Hai i am using SWISH::Filter module for converting pdf to html

while running a file the following error is comming so please help me to solve this problem

the error is:

3075 Warning - ela: Unknown filter config setting 'user_data' Error: May not be a PDF file (continuing anyway) Error: PDF file is damaged - attempting to reconstruct xref table... Error: Couldn't find trailer dictionary Error: Couldn't read xref table Error: May not be a PDF file (continuing anyway) Error: PDF file is damaged - attempting to reconstruct xref table... Error: Couldn't find trailer dictionary Error: Couldn't read xref table <html> <head> </head> <body> <pre> </pre> </body> </html>

the code is:

use SWISH::Filter; # load available filters into memory my $filter = SWISH::Filter->new; my $real_path="/vos/spain/test.pdf"; # convert a document my $doc = $filter->convert( document => \$real_path, # path or ref to a doc content_type => 'application/pdf', # content type if doc refer +ence name => 'ela', # optional name for this file (usefu +l for debugging) user_data => $whatever, # optional data to make availab +le to filters ); return unless $doc; # empty doc, zero size, or no filters installed # Was the document converted by a filter? my $was_filtered = $doc->was_filtered; # Skip if the file is not text return if $doc->is_binary; # Print out the doc my $doc_ref = $doc->fetch_doc; print $$doc_ref; # Fetch the final content type of the document my $content_type = $doc->content_type; # Fetch Swish-e parser type (TXT*, XML*, HTML*, or undefined) my $doc_type = $doc->swish_parser_type;

Replies are listed 'Best First'.
Re: How to convert a pdf file in to HTML
by thomas895 (Deacon) on May 15, 2013 at 07:24 UTC

    The problem is this:

    document => \$real_path, # path or ref to a doc

    What is meant with "ref to a doc" is if you already have the contents of a PDF file loaded in a scalar.

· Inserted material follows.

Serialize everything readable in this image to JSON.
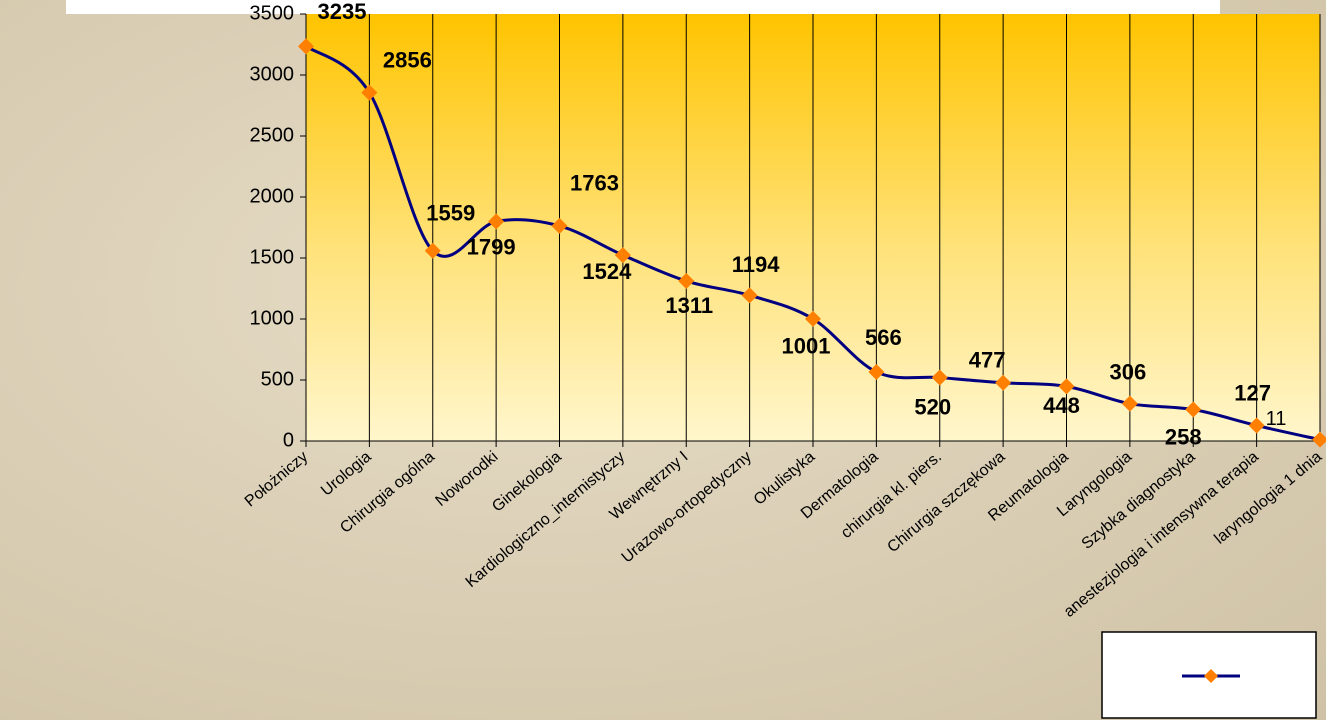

Then you would pass a reference to it. But you have a path, in which case you need to only pass the scalar, like so:

    document => $real_path, # path or ref to a doc
    ~Thomas~ 
    "Excuse me for butting in, but I'm interrupt-driven..."
      Thank you thomas it is great!
Re: How to convert a pdf file in to HTML
by jakeease (Friar) on May 15, 2013 at 07:40 UTC

    Also,

    3075 Warning - ela: Unknown filter config setting 'user_data'

    That first Warning is because you are using

    user_data    => $whatever,  # optional data to make available to filters

    without setting $whatever. It's optional, so drop it.